Do wolves (or dogs) have a state?

Chapter 08 — States are natural to humans • Paragraph 7 • §08.00.07.00

Are states natural only to humans? If they are natural individualisation mechanisms, do animals (which, like humans, have been biologically created and are not artificial) also have states? (As far as non-biological Beings are concerned, organisations are individualised by humans after they have been created (for example, in business registries or government gazettes etc.) but, for the moment at least, artificial Beings (specifically, computer programs; different is the case with money and language) are not.) From an informational point of view, all pack animals have states: their pack is their state. Within it each individual can be uniquely identified by the others, and the pack itself is also distinguishable from any other. While individualisation tasks are performed, for instance, within a wolf state, what is important to note is the method of individualisation. In this case it is by smell or the other natural characteristics of each wolf, and not by language, that is, a name, as is the case for humans. Natural characteristics, however, are an inadequate means of individualisation in view of their limitations: first, we are not certain that they are actually unique (for each of the thousands of wolves on earth, not to mention the billions that have walked the planet).
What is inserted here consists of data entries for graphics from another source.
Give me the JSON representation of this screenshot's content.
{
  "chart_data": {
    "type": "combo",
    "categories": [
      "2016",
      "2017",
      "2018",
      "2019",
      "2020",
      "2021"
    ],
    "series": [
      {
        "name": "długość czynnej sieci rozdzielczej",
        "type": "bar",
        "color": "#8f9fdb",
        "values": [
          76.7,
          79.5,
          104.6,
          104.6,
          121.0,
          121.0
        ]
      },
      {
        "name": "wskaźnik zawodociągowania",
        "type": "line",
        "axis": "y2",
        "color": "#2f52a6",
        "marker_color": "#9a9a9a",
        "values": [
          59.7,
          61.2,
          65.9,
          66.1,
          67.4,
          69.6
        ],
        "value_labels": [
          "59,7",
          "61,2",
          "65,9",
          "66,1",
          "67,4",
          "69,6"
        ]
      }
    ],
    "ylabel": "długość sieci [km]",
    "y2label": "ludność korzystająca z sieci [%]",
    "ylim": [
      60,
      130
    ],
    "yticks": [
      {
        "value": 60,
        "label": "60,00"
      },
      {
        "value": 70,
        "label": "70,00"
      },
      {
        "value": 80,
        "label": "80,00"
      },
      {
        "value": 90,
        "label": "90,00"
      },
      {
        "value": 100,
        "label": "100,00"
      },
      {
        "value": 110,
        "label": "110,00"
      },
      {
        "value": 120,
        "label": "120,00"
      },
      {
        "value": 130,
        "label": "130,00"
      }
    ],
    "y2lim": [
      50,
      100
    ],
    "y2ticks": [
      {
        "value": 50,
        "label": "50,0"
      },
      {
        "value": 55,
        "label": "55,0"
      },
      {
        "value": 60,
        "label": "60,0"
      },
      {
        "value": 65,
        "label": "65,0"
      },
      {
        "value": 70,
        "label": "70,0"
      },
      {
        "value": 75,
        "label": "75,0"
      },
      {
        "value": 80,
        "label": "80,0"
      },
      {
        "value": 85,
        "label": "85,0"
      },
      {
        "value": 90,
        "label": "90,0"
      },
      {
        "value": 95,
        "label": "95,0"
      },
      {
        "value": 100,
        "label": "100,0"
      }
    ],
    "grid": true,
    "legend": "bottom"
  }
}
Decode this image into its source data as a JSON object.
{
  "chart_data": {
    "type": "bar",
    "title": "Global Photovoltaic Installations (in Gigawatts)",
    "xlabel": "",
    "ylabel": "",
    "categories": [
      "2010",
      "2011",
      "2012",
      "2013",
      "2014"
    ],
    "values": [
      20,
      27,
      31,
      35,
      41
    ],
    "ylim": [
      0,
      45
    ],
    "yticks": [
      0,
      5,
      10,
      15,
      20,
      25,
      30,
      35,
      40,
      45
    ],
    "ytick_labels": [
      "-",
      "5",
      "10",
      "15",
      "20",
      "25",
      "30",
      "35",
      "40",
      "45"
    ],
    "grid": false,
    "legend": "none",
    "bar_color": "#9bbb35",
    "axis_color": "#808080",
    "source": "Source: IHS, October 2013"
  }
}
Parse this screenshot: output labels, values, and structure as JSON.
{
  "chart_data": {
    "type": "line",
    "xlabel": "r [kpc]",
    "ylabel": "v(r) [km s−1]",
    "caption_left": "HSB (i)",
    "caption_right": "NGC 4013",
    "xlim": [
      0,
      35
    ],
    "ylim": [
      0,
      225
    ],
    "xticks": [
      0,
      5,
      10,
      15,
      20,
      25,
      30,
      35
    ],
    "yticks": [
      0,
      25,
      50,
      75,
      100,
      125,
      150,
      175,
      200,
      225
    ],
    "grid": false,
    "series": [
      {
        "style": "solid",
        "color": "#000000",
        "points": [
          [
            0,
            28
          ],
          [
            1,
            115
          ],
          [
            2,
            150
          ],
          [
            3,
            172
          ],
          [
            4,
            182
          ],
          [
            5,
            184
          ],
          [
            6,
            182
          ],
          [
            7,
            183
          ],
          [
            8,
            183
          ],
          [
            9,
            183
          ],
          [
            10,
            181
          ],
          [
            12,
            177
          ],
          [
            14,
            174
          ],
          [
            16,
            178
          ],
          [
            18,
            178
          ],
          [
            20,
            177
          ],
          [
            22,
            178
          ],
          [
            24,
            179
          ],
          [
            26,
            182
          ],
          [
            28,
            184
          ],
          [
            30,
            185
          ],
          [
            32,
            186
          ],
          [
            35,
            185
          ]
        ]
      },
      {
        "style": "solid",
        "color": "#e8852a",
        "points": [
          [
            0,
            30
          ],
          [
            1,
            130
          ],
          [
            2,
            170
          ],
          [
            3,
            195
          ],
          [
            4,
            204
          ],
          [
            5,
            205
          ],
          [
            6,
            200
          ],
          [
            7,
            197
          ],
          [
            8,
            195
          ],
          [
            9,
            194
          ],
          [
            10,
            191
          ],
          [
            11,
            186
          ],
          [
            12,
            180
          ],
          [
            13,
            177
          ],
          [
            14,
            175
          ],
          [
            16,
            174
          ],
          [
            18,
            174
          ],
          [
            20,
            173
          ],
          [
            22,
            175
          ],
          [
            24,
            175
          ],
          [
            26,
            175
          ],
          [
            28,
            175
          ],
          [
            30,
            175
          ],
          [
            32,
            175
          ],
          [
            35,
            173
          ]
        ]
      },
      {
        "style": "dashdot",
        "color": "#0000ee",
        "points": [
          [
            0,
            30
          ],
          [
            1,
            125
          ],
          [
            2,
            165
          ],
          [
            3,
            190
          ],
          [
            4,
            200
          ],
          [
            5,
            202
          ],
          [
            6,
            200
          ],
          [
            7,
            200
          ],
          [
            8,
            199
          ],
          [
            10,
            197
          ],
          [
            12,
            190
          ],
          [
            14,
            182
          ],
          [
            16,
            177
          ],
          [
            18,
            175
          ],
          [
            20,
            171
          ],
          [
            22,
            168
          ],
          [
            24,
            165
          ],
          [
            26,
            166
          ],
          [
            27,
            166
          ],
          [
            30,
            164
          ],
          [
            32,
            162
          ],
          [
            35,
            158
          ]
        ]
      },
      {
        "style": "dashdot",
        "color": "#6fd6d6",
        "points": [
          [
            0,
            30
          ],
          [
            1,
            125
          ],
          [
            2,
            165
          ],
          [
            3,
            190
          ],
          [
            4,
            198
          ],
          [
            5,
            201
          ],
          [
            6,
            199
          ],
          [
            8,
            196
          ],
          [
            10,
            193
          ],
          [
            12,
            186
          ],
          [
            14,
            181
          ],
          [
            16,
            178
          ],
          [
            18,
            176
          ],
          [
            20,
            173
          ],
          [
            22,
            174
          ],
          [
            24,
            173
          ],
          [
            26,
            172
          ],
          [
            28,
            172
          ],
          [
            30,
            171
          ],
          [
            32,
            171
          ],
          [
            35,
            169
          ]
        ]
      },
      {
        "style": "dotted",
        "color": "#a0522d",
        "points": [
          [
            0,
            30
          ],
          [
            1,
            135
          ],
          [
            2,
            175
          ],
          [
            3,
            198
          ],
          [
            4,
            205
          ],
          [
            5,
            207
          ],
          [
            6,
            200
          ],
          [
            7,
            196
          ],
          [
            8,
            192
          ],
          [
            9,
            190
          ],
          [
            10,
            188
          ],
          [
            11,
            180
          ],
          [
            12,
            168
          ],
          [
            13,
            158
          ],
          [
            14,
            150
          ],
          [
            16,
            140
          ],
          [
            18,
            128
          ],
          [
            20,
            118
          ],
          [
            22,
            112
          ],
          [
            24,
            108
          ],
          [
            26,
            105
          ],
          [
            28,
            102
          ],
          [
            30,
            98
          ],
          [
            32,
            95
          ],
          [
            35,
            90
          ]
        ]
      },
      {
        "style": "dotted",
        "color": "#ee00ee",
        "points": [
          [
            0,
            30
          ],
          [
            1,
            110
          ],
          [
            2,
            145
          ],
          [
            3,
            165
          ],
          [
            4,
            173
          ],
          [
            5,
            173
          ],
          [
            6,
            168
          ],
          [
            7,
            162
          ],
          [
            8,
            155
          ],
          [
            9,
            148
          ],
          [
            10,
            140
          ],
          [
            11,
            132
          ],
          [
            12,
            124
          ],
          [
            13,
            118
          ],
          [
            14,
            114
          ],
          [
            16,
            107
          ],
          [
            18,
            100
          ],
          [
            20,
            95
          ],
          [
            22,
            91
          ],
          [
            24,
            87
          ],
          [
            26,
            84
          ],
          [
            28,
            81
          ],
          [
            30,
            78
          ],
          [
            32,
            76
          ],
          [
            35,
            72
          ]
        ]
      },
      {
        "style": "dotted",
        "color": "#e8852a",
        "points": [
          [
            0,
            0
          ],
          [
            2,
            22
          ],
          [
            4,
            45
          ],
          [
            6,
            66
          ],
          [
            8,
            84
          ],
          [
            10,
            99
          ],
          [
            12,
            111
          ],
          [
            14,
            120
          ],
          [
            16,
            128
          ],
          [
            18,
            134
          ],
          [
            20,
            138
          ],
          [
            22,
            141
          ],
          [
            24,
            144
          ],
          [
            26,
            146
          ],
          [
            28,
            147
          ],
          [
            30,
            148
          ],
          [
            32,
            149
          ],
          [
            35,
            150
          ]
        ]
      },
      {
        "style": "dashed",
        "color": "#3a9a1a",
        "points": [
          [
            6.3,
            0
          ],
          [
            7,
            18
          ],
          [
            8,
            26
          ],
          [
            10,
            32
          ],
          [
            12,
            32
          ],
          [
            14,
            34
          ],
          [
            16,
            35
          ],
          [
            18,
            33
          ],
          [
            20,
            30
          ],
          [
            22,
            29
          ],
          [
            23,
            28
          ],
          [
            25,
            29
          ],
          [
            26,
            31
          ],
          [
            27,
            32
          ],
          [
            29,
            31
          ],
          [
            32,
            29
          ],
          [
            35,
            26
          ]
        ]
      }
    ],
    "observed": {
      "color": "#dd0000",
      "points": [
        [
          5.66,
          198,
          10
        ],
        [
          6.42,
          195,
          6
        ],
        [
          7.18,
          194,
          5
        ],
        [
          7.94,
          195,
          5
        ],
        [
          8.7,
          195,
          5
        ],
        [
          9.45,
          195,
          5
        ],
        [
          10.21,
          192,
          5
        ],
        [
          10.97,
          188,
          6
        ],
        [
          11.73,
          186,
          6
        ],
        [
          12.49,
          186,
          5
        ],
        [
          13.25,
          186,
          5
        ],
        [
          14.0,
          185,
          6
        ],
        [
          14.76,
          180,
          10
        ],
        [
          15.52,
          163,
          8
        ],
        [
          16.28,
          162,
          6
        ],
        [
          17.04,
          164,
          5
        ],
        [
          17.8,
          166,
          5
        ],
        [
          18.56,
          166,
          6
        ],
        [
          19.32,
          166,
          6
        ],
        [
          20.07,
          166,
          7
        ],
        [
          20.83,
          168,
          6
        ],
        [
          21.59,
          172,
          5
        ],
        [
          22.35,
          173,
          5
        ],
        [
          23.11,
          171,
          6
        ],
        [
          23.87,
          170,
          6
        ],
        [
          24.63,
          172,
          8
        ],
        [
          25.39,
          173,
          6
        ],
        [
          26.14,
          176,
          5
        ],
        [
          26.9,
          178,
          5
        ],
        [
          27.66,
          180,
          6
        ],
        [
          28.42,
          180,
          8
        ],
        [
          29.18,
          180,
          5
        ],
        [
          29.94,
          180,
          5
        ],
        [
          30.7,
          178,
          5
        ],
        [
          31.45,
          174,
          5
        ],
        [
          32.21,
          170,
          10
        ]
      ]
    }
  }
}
Second, each individual in the pack (i.e. each wolf) can presumably only remember so many (i.e. packs are composed of only a few dozen individuals at most), so it may, for example, know that another wolf does not belong to its pack but it cannot know to which pack it belongs (or, to go further, identify it individually within that other pack). Similarly, communication is certainly possible among wolves, but only on rudimentary, survival-related topics.